Student at Stanford University School of Medicine

“Dickinson’s science faculty prepared me incredibly well, but the women’s-studies classes and the sociology classes prepared me perhaps even more. Though you can get a lot of scientific education in medical school, you can’t get the ability to think about all the other factors that contribute to health. Understanding the psychological, social and cultural factors needed to have a well-rounded understanding of who your patients are beyond their illness or symptoms is invaluable, and that’s what I think I really got out of my Dickinson education.”

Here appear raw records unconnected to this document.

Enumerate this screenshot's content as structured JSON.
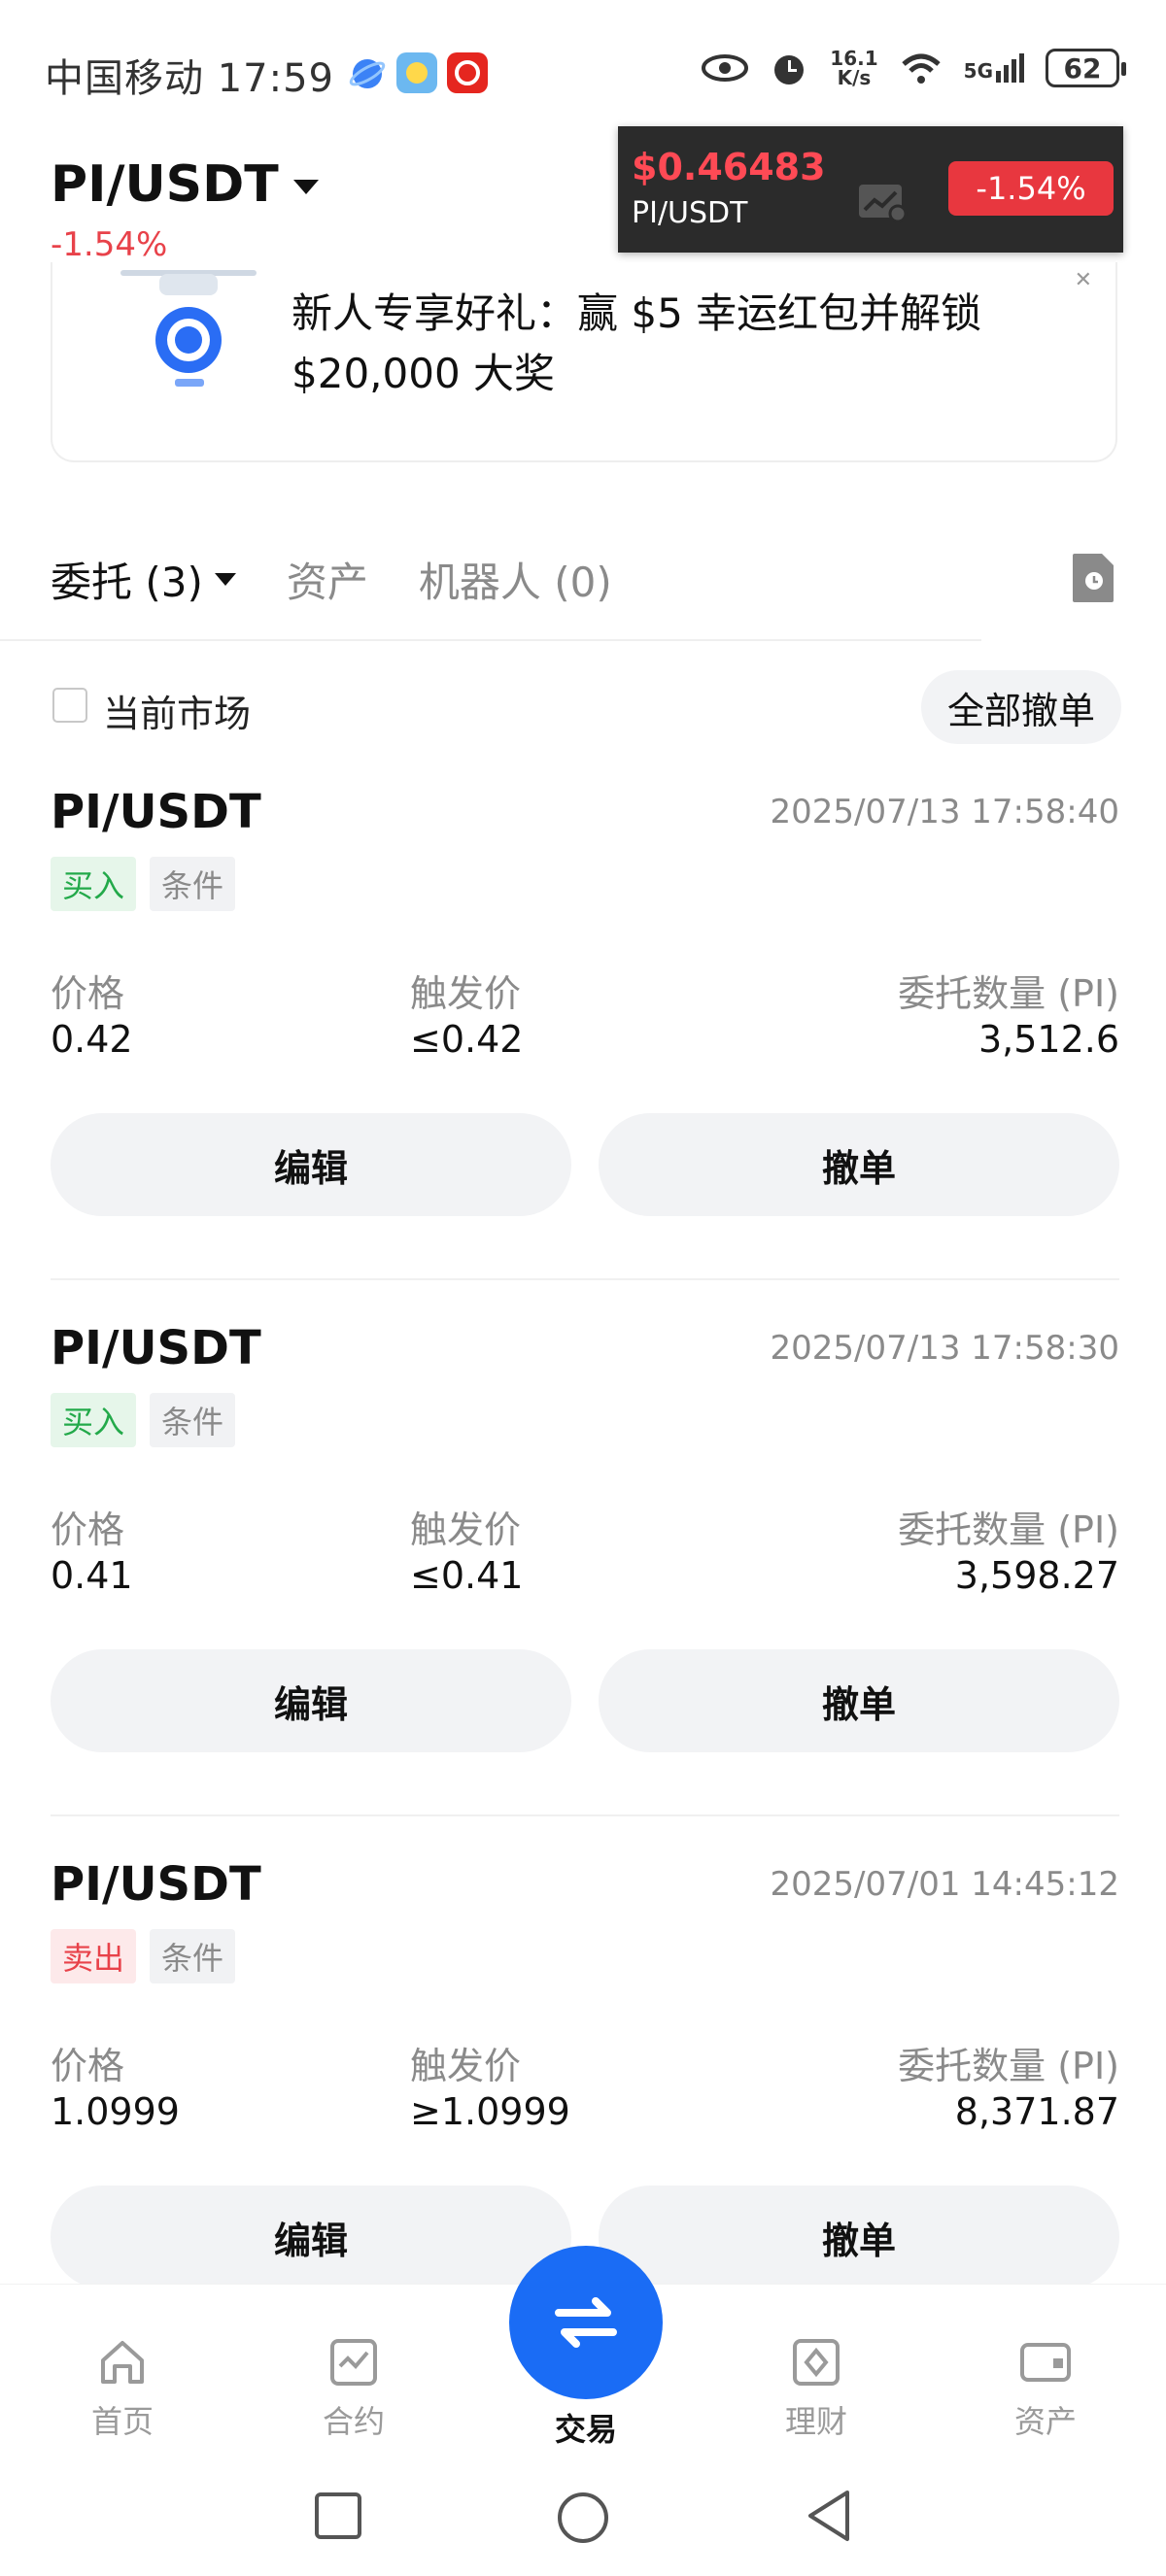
{
  "status_bar": {
    "carrier_time": "中国移动 17:59",
    "net_speed_top": "16.1",
    "net_speed_bottom": "K/s",
    "signal": "5G",
    "battery": "62"
  },
  "header": {
    "pair": "PI/USDT",
    "change": "-1.54%"
  },
  "ticker": {
    "price": "$0.46483",
    "symbol": "PI/USDT",
    "change": "-1.54%"
  },
  "banner": {
    "text": "新人专享好礼：赢 $5 幸运红包并解锁 $20,000 大奖"
  },
  "tabs": {
    "orders": "委托 (3)",
    "assets": "资产",
    "bots": "机器人 (0)"
  },
  "filter": {
    "current_market": "当前市场",
    "cancel_all": "全部撤单"
  },
  "labels": {
    "price": "价格",
    "trigger": "触发价",
    "quantity": "委托数量 (PI)",
    "edit": "编辑",
    "cancel": "撤单",
    "condition": "条件"
  },
  "orders": [
    {
      "pair": "PI/USDT",
      "time": "2025/07/13 17:58:40",
      "side": "买入",
      "price": "0.42",
      "trigger": "≤0.42",
      "quantity": "3,512.6"
    },
    {
      "pair": "PI/USDT",
      "time": "2025/07/13 17:58:30",
      "side": "买入",
      "price": "0.41",
      "trigger": "≤0.41",
      "quantity": "3,598.27"
    },
    {
      "pair": "PI/USDT",
      "time": "2025/07/01 14:45:12",
      "side": "卖出",
      "price": "1.0999",
      "trigger": "≥1.0999",
      "quantity": "8,371.87"
    }
  ],
  "bottom_nav": {
    "home": "首页",
    "futures": "合约",
    "trade": "交易",
    "finance": "理财",
    "assets": "资产"
  },
  "colors": {
    "accent": "#1a6cf5",
    "down": "#e8424a",
    "buy": "#23a94a"
  }
}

Kate Consroe ’09, environmental science

Sustainability coordinator at Dickinson

“I think the education I received at Dickinson was really important because it wasn’t just all classroom learning. I did a lot beyond classroom and saw how it applied in real world. I participated in the Luce semester and in several research projects where the information and data that were collected was used by real world groups. I had internship opportunities with ALLARM and as a sustainability intern. Being an environmental-science major could be depressing sometimes—there’s all these problems, the climate is changing, there’s pollution everywhere … what are we going to do about it? It was really heartening that Dickinson’s facilities, operations and commitment to LEED was really backing up everything I was learning in the classroom. It was encouraging that Dickinson actually is doing something about it.”